2. the verifier set is mutable, but the ownership and the registered delegate of the OApp/OFT belongs to a multisig account that satisfies the security council requirements or an onchain governance process that has distributed voting power. This makes compromise and exploit attempts more difficult.

Shared vs isolated security

Layer Zero brought the concept of shared security to crosschain communication, where each DApp can configure their own verifier set and their requirements. This allows for scaling up the security budget when the App grows and change partners who are trusted in a modular way. However it also introduces a new risk of centralization and requires a lot more effort in monitoring to see if the configured DVNs are non-malicious from the side of the DeFi community as in contrast with bridges that are shared between many DApps.

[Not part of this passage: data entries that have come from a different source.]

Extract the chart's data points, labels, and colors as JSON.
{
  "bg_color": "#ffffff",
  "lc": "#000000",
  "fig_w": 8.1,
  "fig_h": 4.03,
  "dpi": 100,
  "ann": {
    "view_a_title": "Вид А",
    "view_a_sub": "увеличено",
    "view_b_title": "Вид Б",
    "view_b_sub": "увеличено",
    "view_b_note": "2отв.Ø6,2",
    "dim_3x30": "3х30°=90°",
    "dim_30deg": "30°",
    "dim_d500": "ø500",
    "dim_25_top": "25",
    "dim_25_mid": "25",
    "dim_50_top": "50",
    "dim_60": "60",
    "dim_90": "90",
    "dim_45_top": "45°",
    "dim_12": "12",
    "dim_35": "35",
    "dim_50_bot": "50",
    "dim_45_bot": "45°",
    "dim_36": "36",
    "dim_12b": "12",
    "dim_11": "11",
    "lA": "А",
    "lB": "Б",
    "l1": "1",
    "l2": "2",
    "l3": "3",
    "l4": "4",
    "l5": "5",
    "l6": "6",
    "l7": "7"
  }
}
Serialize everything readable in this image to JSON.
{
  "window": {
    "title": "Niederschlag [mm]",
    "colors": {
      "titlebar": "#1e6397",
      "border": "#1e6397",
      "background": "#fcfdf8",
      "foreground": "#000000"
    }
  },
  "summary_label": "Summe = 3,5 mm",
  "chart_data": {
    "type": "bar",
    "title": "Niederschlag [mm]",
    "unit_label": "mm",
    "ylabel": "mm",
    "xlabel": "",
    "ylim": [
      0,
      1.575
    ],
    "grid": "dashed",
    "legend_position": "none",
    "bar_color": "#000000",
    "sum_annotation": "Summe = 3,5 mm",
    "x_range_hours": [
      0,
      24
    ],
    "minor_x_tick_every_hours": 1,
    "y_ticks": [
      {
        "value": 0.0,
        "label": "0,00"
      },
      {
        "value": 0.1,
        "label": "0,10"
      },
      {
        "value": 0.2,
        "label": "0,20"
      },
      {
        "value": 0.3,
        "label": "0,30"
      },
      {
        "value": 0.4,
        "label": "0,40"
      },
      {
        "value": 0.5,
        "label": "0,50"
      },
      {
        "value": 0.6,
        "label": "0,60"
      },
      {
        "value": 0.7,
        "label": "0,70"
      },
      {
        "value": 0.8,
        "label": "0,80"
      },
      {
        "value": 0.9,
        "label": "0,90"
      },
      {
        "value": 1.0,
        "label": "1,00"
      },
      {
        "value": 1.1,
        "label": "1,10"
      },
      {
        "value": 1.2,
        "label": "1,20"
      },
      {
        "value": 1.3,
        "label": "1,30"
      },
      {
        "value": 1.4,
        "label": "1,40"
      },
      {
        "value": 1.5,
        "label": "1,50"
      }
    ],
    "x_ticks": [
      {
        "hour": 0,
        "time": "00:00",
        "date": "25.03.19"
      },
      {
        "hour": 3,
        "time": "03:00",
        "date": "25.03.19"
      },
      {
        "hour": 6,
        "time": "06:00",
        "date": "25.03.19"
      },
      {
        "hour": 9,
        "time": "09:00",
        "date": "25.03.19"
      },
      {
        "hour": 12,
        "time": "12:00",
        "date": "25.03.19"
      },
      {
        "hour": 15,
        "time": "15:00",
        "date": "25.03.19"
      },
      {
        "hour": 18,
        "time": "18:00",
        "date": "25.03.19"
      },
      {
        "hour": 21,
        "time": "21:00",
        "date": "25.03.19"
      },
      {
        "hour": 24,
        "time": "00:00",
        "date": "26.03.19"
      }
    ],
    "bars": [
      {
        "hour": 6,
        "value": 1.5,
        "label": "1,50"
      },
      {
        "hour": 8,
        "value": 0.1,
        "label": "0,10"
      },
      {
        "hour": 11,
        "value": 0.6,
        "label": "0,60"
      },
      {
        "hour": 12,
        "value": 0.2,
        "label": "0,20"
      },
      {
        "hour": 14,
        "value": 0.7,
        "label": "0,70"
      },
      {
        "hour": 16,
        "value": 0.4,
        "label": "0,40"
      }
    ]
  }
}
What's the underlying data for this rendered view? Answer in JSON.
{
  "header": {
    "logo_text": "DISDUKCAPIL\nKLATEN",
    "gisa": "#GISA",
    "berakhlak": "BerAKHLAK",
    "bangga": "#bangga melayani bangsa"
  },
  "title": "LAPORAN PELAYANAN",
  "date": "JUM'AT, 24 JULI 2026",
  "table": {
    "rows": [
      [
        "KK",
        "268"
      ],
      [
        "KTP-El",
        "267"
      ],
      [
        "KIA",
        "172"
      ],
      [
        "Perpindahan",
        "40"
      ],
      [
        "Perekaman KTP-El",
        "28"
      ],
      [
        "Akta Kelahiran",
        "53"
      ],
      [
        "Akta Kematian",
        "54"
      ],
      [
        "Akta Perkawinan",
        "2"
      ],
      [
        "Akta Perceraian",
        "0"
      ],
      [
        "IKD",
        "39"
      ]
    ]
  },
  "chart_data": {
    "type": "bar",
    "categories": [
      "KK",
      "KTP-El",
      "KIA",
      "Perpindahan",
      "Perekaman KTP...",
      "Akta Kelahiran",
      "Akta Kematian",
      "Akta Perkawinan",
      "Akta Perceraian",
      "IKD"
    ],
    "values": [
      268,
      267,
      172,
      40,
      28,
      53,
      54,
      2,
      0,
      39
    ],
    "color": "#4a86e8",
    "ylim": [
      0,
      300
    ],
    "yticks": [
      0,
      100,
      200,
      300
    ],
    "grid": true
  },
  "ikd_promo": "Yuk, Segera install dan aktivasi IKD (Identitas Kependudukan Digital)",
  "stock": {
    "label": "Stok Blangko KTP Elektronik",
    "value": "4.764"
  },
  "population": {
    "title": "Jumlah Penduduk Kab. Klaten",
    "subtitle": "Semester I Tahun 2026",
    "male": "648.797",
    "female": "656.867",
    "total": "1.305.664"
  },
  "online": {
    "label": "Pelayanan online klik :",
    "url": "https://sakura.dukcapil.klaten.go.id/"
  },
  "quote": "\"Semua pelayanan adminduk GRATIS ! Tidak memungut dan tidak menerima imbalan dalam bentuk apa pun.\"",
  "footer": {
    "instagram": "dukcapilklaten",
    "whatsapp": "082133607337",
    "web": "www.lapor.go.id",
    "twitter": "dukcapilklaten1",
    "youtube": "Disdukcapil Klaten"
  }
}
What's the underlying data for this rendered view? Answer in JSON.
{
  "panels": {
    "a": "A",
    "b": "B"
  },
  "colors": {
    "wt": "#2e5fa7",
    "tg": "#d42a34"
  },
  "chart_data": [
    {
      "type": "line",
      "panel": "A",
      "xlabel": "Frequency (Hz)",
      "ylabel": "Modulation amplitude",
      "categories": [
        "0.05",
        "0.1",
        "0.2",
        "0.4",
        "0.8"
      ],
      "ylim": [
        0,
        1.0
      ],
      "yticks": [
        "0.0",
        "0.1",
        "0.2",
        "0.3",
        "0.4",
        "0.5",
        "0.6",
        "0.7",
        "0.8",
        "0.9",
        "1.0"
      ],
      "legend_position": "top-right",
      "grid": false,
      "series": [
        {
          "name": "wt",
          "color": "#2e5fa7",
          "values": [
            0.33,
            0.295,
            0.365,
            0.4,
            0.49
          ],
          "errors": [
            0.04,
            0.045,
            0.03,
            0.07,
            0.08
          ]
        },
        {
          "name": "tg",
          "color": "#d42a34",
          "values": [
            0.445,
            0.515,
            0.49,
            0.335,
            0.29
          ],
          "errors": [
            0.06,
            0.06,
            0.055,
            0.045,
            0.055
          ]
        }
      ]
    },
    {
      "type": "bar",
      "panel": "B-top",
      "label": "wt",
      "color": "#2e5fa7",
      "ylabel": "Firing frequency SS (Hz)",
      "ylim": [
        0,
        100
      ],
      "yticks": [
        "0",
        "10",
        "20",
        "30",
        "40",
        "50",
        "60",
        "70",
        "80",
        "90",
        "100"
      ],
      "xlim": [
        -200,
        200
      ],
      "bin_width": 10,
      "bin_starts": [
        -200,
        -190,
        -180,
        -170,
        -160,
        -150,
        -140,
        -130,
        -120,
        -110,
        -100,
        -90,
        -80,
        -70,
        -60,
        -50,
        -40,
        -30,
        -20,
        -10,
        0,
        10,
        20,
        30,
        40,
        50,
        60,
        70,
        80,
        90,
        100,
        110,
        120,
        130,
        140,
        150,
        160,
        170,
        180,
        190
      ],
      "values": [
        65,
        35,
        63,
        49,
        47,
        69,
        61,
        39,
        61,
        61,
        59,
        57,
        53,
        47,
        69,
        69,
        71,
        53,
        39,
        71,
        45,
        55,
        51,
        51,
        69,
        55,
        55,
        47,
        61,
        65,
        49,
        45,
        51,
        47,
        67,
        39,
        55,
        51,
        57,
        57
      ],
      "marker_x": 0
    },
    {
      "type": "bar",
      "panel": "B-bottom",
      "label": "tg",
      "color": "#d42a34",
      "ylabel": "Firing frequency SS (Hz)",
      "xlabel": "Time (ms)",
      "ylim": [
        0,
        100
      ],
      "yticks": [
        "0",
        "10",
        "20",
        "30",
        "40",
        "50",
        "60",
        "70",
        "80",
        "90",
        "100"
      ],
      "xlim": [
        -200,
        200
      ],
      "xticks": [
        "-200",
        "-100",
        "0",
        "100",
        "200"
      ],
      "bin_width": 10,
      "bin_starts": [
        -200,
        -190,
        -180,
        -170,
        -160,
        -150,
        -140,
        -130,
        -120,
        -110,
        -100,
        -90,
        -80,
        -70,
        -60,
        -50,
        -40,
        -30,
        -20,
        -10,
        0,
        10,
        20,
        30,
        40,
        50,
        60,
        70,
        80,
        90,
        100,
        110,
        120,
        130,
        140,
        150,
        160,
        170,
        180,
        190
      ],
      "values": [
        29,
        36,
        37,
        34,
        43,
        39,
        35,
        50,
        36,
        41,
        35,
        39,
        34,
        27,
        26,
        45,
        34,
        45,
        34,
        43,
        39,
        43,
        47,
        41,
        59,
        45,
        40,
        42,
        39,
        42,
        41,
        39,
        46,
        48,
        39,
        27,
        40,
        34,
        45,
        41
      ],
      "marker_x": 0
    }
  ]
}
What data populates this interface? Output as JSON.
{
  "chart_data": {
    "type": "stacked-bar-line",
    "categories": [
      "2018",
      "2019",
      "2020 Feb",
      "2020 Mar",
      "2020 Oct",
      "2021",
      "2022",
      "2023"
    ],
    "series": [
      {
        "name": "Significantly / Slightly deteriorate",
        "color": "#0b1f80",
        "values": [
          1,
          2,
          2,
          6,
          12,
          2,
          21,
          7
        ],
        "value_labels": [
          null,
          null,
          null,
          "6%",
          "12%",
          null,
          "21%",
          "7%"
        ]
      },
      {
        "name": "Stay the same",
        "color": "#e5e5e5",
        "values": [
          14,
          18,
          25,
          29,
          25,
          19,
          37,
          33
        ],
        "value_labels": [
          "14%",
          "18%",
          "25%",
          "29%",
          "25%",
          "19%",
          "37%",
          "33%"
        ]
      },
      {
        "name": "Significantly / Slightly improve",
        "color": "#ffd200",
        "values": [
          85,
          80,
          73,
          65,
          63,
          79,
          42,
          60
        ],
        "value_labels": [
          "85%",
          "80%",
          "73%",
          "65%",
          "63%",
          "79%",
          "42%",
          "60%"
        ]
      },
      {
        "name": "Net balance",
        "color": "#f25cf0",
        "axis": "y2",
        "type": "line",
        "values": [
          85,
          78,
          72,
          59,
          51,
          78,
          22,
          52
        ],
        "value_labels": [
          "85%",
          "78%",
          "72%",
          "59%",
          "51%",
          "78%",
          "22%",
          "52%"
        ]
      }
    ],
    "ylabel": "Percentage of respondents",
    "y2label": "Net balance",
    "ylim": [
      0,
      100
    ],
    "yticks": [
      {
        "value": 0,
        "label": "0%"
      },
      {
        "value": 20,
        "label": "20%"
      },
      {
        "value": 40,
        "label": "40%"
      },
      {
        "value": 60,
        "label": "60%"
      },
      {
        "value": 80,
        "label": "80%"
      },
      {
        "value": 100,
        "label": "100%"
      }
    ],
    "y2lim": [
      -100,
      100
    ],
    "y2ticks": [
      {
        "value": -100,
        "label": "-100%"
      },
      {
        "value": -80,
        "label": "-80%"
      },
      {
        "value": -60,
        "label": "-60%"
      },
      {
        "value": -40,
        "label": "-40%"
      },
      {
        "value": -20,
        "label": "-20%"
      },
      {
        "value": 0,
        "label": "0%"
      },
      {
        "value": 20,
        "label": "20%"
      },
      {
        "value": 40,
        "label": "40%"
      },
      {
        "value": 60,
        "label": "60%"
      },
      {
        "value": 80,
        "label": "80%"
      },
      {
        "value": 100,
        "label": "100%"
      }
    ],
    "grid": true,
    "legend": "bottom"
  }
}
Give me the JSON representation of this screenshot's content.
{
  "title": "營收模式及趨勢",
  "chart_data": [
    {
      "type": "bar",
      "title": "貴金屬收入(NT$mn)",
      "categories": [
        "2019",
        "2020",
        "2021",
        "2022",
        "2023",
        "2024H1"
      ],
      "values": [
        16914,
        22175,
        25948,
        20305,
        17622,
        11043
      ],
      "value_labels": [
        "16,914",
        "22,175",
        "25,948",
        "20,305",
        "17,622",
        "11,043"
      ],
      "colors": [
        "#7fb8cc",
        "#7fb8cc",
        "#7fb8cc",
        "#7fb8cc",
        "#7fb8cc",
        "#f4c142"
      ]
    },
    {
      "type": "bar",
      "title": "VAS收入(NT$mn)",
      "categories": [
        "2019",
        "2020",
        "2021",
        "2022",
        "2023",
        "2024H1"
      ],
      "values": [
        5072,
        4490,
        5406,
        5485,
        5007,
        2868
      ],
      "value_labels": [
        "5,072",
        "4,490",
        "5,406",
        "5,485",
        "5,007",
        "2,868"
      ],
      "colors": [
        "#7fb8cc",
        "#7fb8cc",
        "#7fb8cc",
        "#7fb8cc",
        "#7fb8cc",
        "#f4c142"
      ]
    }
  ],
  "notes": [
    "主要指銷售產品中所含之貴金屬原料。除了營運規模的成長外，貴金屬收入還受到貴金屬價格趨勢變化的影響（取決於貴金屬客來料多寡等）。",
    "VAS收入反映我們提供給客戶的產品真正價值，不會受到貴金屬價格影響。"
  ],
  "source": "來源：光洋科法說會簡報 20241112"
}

Risk through Layer Zero Labs

Layer Zero Labs manages the default verifier set, which is used by default when an app has no verifier configured. If Layer Zero Labs were to be compromised, the default verifier set could be compromised as well, leading to attacks on all DApps that use the default verifier set.

Closing remarks

Layer Zero is a powerful tool for crosschain communication, but it also splits centralization risk into each app. It is important to be aware of these risks and to take appropriate measures to mitigate them. We hope this article has helped you understand the risks of centralization in Layer Zero and the importance of taking appropriate measures to mitigate them.

Disclaimer

This article is for educational purposes only. The authors are not liable for any loss or damage arising from the use of this article.